Gallery explores the center of the universe
By Abi Lesmeister. Photos by Saul Rodriguez.
The word Chemeketa means a place of gathering.
For thousands of years, Celilo Falls was a place of gathering for many Native American cultures. It was considered the center of the universe because it was the essential location of trade and commerce for the area.
The Gretchen Schuette Art Gallery recently made an all-out effort to put this Native American culture on display for students and community members.
Kay Bunnenberg-Boehmer, the coordinator of the gallery, said that this art exhibit “gives exposure [to the Native American culture].”
The Center of the Universe art exhibit included two different angles: the art exhibit itself, which featured the works of Native American artists from the Pacific Northwest, and the events that featured some of these artists.The art exhibit was held in the Gretchen Schuette Art Gallery at the Chemeketa Community College Salem campus from April 5 to May 5.
The first event took place on April 5 and featured artist Pat Courtney Gold, who opened with an artist talk. Gold is a weaver who brings traditional and contemporary views. According to Gold’s website, her work is exhibited nationally, in Washington DC, and Harvard University, and also internationally, in England, New Zealand, and Canada.

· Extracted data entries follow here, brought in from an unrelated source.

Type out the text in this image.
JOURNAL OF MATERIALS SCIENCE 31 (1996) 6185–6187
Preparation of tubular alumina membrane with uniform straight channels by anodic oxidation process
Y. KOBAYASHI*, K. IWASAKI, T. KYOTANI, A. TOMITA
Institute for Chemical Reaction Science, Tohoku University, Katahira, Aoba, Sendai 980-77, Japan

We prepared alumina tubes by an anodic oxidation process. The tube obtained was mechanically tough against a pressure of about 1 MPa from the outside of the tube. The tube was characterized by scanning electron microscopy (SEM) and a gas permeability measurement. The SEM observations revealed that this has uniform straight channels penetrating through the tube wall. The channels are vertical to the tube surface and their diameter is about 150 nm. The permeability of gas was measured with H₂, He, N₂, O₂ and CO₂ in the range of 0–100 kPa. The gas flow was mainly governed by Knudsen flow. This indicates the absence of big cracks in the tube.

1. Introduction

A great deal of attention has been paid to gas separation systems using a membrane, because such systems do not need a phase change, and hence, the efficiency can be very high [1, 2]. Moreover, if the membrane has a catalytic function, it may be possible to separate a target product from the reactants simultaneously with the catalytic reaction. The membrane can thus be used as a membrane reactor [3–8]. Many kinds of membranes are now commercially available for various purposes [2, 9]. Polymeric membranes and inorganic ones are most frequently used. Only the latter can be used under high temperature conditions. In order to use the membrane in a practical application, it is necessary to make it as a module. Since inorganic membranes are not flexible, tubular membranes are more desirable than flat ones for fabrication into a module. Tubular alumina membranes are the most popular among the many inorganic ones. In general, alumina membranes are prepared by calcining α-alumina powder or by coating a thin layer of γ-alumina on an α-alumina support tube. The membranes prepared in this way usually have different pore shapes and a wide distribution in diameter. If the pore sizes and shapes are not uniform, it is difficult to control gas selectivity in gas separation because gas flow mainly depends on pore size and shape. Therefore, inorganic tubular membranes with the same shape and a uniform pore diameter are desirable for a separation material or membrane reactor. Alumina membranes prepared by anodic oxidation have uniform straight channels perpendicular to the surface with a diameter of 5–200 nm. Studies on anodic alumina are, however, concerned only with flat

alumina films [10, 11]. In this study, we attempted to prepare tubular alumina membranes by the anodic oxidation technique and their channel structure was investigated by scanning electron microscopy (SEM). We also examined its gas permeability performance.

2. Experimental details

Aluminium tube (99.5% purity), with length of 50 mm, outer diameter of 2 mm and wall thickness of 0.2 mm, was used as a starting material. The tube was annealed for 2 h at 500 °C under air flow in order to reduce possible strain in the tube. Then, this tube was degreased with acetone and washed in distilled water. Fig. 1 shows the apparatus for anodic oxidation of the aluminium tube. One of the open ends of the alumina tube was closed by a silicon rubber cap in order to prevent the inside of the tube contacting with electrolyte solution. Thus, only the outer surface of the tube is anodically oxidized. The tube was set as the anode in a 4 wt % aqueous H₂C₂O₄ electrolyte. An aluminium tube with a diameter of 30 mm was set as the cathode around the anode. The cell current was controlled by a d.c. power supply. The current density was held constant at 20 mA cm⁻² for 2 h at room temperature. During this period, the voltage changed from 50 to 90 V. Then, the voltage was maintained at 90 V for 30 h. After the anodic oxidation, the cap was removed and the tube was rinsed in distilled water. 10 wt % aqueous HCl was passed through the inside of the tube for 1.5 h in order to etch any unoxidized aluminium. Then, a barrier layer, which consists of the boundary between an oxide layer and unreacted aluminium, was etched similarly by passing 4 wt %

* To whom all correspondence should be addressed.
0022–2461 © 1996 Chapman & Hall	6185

The second event took place on April 11 and featured artist Ed Edmo, who did some traditional storytelling. Edmo is known for his storytellings and lectures, and plays a coyote spirit on the popular show Portlandia. He has also written plays and narrated “Children of the Raven” for the Eugene Ballet Co.
The last event that took place on May 3. Artist Ka’ila Farrell-Smith lead an event where participants created healing flags that are displayed around campus. Farrell-Smith is a painter, weaver, and muralist who has been exhibited nationally in Oregon, Washington, Illinois, and Montana, and internationally in Italy.
The Center of the Universe celebrated a new perspective of appreciation and understanding of the Native American culture. Bunnenberg-Boehmer said the importance of an event like this is to “remember something we may have forgotten or expand on [the] knowledge that we have.”